Ihr Schritt verdient grundsätzlich Respekt. Die Versorgungsprobleme jenseits des Speckgürtels rund um Berlin sind bekannt. Gut, wenn dann gewichtige Akteure anderes tun, als sich gegenseitig Schuld zuzuschieben oder sich mithilfe einer überholten Bedarfsplanung zu blockieren. KV und AOK in Brandenburg sind gewichtige Akteure: Der eine muss die wohnortnahe, ambulante Versorgung sicherstellen, der andere versichert rund ein Drittel der Bevölkerung.
Die neue, freundliche Beziehung hat jedoch Schattenseiten. Zwar haben Helming wie Michalak betont, man wolle auf Dauer andere Kassen nicht ausgrenzen, sondern nur erst einmal zu zweit in Schwung kommen. Das Argument kennt man aus der Startphase mancher Integrationsverträge. Die haben jedoch zu selten dazu geführt, dass Versorgungsverbesserungen dauerhaft vielen Versicherten zugutekommen.
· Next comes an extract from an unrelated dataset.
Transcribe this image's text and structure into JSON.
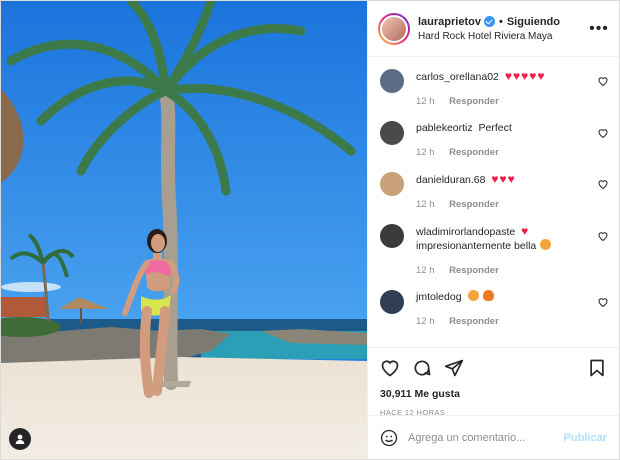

Die KV muss zudem aufpassen, dass sie ihre Mitglieder durch die neue Verbindung nicht vor den Kopf stößt. Im Osten ist die Kritik an den KVen noch leiser als im Westen. Doch Ärger über zu große Kompromissbereitschaft und Basisferne gibt es auch hier. Ärzte und Psychologen werden sich nur überzeugen lassen, wenn „IGiB“ ihnen etwas bringt. Zudem fusionieren die Ortskrankenkassen Brandenburg und Berlin im Januar. Das ist der nächste Beziehungstest: In der Hauptstadt sind sich Gesundheitskasse und KV nicht so grün wie in Brandenburg.